|NCAI Annual Convention, 1971 (P34204)|
One of my main activities with this collection was processing material from the second accession. Primarily, this meant sorting documents and folders into the categories that had been set up by previous archivists, as well as some basic description and preservation. Working with this material, most of which was from the 1970s and 1980s, allowed me to learn quite a bit about the work that NCAI did and the many issues facing native communities at the time. NCAI was a very active, and often very effective, advocate for Indian interests on Capitol Hill and in various other branches of the federal government. It also actively supported tribal governments around the country, providing training and support on issues ranging from litigation against the federal government to establishing tribal archives. In working with this collection, I learned about a whole host of topics including treaty fishing rights, nuclear waste storage, Indian responses to the bicentennial of the US Constitution, “Indian Preference” laws, and the inner workings of the Bureau of Indian Affairs.
|NCAI Delegates relaxing at the 1958 Annual Convention (P34180)|
These other records, while maybe less historically impressive, let us see the personality of the organization and the individuals involved. One staff member in the 1980s was fond of puns, and often ended memos with “Thank ewe.” Elsewhere in the collection, lyric sheets document the “Average Savage Review,” a satirical comedy show occasionally put on by NCAI staff. One of my favorite songs from one show begins, “There was a tribe that had a game, and Bingo was his name-o/B-I-N-G-O.” Again, not the most serious document in the collection, but it does give a good idea of what kind of people worked at NCAI, namely the kind who took time out of organizing their major national conference to write song parodies on current issues. Seeing the whole picture of the organization, everything from budget woes and staff issues to everyday inconveniences and practical jokes, makes the already significant achievements of the organization seem even more impressive.

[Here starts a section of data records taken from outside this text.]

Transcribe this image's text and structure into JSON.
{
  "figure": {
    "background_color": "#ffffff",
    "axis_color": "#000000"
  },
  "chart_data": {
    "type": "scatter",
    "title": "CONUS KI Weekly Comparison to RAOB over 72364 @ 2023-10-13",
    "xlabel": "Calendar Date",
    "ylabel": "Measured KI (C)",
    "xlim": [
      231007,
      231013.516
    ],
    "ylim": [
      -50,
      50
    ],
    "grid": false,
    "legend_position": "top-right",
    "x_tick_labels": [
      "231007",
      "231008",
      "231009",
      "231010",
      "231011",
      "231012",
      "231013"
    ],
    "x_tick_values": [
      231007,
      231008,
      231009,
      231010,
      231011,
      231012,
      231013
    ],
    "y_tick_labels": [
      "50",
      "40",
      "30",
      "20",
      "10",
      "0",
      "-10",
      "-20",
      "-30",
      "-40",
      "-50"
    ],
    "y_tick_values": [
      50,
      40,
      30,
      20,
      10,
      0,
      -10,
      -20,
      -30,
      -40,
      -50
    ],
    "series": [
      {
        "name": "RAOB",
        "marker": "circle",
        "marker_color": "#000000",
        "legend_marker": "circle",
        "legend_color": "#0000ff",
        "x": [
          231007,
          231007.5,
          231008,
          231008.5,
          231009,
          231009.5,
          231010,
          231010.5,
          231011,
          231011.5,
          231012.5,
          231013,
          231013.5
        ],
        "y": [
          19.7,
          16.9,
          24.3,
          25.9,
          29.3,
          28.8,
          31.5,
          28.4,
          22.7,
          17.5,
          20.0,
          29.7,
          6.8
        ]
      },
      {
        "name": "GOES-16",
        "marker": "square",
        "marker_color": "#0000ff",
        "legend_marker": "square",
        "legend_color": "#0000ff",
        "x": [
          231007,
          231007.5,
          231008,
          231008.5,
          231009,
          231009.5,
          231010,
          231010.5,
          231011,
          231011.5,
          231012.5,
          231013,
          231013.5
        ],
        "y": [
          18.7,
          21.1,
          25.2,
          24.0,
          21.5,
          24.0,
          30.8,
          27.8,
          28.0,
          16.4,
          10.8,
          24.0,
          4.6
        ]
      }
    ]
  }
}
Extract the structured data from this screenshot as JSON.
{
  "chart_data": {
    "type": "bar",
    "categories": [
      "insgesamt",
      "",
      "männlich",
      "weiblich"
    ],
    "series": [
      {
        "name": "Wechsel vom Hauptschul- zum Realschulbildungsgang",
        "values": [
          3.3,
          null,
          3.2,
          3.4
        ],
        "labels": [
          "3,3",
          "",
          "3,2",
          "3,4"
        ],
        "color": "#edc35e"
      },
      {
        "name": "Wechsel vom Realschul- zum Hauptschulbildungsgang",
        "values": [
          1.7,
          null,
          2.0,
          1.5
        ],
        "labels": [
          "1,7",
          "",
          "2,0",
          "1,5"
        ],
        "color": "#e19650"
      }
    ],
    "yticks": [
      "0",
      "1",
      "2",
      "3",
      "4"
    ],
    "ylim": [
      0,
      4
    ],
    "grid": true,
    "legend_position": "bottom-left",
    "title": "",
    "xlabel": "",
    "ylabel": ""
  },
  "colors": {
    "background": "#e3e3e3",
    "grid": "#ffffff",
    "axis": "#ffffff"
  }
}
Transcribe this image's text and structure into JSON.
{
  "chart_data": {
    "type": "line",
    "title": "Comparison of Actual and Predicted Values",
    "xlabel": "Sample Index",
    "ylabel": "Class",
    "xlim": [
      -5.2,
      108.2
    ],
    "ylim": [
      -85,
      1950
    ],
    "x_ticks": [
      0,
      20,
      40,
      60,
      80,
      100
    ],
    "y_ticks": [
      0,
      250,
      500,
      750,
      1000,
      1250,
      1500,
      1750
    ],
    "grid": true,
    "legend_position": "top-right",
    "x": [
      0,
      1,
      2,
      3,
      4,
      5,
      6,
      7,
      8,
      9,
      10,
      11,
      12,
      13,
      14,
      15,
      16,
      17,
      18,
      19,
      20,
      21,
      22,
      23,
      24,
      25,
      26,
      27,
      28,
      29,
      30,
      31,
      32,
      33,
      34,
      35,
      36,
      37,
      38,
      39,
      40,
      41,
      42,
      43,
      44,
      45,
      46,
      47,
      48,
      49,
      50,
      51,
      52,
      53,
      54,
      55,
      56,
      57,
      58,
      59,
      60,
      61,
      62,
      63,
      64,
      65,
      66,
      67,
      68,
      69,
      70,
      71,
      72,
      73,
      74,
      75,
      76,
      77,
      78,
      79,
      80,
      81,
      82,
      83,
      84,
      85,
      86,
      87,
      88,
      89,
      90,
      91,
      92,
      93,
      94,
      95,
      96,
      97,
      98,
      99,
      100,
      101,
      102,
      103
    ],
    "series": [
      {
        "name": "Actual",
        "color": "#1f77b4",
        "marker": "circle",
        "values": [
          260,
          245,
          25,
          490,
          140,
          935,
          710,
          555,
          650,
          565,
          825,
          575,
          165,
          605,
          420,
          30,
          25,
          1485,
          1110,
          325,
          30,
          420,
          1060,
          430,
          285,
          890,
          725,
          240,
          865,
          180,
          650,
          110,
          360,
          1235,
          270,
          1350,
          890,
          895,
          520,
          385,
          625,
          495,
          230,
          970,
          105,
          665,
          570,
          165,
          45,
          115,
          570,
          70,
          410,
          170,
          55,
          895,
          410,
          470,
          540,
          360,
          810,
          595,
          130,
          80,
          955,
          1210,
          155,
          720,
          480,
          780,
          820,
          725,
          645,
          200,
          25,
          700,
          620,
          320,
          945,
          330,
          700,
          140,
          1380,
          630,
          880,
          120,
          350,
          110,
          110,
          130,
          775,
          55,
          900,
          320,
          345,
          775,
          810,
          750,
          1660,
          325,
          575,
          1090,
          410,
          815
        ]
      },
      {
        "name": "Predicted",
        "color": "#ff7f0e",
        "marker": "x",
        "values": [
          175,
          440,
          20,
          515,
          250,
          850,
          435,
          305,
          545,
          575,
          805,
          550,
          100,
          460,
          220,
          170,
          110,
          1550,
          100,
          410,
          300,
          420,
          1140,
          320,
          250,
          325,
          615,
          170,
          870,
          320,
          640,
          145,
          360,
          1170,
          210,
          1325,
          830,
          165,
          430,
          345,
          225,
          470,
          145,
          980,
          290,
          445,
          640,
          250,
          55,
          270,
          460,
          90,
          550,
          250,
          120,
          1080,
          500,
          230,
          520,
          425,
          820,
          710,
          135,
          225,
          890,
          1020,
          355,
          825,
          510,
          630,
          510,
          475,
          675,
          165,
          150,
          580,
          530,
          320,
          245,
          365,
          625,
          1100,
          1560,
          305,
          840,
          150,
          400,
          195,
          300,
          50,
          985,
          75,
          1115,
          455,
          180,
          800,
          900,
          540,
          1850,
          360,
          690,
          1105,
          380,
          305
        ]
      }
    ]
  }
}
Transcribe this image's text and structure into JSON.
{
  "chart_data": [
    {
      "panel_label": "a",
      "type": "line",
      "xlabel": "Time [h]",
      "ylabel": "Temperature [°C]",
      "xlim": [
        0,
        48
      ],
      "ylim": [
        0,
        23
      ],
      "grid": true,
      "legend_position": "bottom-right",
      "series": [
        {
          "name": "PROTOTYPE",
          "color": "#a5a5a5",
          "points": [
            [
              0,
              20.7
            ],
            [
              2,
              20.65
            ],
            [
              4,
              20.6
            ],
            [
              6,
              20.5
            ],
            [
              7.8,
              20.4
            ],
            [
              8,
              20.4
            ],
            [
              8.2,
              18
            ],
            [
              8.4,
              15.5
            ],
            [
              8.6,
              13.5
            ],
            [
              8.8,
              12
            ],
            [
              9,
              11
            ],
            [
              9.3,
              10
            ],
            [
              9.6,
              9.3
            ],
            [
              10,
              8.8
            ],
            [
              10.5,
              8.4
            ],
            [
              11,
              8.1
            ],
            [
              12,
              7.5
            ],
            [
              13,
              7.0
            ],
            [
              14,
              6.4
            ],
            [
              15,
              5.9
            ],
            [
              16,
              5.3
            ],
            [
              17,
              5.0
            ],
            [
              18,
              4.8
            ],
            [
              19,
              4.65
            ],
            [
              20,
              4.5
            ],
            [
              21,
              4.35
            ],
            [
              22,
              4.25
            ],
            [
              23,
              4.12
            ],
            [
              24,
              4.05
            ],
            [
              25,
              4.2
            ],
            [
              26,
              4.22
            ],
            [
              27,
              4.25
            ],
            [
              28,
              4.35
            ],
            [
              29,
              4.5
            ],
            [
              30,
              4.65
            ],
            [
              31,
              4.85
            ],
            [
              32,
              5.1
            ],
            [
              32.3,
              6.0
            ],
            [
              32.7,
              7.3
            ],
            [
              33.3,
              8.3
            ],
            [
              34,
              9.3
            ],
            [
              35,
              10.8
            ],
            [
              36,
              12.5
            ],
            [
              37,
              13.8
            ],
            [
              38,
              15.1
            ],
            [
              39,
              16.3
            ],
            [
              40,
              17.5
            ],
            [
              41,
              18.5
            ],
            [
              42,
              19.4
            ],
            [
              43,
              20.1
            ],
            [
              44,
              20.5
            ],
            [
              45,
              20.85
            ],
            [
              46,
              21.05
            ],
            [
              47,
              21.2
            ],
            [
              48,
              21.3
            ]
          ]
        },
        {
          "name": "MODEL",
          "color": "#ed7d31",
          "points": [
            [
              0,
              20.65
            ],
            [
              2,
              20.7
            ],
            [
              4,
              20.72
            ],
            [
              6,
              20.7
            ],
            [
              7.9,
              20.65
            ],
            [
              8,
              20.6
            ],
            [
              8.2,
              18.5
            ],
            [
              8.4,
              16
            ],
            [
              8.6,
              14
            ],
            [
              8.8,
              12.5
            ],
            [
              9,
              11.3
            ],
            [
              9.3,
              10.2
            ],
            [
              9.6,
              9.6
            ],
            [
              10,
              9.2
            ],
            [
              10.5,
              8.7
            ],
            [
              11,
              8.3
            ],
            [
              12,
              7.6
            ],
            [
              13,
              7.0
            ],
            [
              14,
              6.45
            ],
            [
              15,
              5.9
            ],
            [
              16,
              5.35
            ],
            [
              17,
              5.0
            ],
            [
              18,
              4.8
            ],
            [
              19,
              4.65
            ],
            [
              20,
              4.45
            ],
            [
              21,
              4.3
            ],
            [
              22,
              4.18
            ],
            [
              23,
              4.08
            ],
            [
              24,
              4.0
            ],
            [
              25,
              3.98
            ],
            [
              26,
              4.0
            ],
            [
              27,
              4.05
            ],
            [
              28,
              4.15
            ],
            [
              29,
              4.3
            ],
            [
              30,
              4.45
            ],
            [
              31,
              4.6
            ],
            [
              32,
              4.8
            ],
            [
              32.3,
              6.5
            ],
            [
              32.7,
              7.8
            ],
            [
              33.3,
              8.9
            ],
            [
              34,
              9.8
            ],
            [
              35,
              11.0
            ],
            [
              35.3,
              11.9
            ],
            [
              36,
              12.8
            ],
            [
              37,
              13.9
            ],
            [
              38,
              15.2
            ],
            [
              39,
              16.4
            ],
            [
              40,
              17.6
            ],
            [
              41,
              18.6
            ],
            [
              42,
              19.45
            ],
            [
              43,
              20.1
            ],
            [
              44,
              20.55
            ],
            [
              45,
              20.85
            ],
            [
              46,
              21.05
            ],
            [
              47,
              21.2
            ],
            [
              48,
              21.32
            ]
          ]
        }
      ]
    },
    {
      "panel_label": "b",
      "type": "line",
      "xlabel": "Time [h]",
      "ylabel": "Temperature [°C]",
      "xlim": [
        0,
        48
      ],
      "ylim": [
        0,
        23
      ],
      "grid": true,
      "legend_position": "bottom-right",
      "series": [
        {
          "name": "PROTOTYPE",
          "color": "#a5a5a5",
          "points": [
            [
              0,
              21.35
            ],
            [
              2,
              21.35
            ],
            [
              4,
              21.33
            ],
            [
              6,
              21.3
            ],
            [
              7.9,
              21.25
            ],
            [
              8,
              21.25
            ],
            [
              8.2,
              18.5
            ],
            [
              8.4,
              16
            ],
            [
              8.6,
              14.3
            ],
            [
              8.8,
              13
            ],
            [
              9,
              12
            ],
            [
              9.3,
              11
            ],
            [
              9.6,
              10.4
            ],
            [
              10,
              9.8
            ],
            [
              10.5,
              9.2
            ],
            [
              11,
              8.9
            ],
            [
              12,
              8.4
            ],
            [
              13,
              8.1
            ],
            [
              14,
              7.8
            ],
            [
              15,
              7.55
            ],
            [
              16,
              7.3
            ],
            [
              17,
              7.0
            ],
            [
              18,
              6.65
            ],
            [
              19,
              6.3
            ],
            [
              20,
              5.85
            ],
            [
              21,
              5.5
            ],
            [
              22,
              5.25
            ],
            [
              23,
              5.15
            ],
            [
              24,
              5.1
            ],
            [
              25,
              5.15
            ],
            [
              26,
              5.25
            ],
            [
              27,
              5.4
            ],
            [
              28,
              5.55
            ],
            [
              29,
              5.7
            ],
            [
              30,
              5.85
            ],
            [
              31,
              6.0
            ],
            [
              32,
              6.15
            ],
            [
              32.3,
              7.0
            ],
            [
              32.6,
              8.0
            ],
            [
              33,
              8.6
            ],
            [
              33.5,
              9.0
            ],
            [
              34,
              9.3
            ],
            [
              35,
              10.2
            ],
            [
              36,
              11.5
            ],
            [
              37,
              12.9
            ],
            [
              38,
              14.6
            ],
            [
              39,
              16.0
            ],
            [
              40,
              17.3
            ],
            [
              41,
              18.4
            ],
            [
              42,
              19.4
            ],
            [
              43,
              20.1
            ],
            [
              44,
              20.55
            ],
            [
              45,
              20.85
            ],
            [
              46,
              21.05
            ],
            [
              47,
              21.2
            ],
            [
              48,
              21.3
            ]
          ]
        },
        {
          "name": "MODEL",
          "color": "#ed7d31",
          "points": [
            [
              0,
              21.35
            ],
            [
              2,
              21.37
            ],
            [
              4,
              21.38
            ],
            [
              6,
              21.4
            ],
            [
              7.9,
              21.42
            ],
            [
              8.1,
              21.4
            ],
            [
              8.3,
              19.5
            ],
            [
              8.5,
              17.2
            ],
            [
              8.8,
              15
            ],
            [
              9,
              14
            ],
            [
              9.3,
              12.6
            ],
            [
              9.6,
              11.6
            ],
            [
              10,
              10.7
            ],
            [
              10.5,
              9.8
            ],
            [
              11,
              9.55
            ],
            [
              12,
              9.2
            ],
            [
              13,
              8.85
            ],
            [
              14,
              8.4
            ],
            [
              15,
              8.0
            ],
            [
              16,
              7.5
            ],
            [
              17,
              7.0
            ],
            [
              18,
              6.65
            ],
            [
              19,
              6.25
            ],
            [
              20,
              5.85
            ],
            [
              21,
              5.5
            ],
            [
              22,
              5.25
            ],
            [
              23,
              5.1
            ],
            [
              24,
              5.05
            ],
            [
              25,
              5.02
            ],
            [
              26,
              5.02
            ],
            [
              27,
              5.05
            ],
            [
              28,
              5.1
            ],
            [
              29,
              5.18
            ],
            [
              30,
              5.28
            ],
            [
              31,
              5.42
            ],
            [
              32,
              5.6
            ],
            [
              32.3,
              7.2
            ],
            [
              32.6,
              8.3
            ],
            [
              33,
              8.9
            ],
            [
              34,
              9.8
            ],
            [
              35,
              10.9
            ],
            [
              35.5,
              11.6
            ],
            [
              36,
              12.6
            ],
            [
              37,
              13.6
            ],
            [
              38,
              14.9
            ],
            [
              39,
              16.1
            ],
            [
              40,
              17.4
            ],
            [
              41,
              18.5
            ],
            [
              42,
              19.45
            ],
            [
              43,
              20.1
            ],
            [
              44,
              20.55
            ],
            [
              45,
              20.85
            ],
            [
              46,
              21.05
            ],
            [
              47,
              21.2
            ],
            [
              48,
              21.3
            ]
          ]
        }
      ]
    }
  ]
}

Archival collections, I think, are unique in enabling us to get this kind of holistic view of people, organizations, and events. Working with historical records has an immediacy and excitement to it that makes it very rewarding. Sorting through the NCAI collection yielded surprises that could help me understand the organization better, think differently about the history of the United States, or just make me smile. That sense of surprise, as well as getting to work with the NMAI Archives Center’s wonderful staff, makes me even more eager to pursue archival work as a career.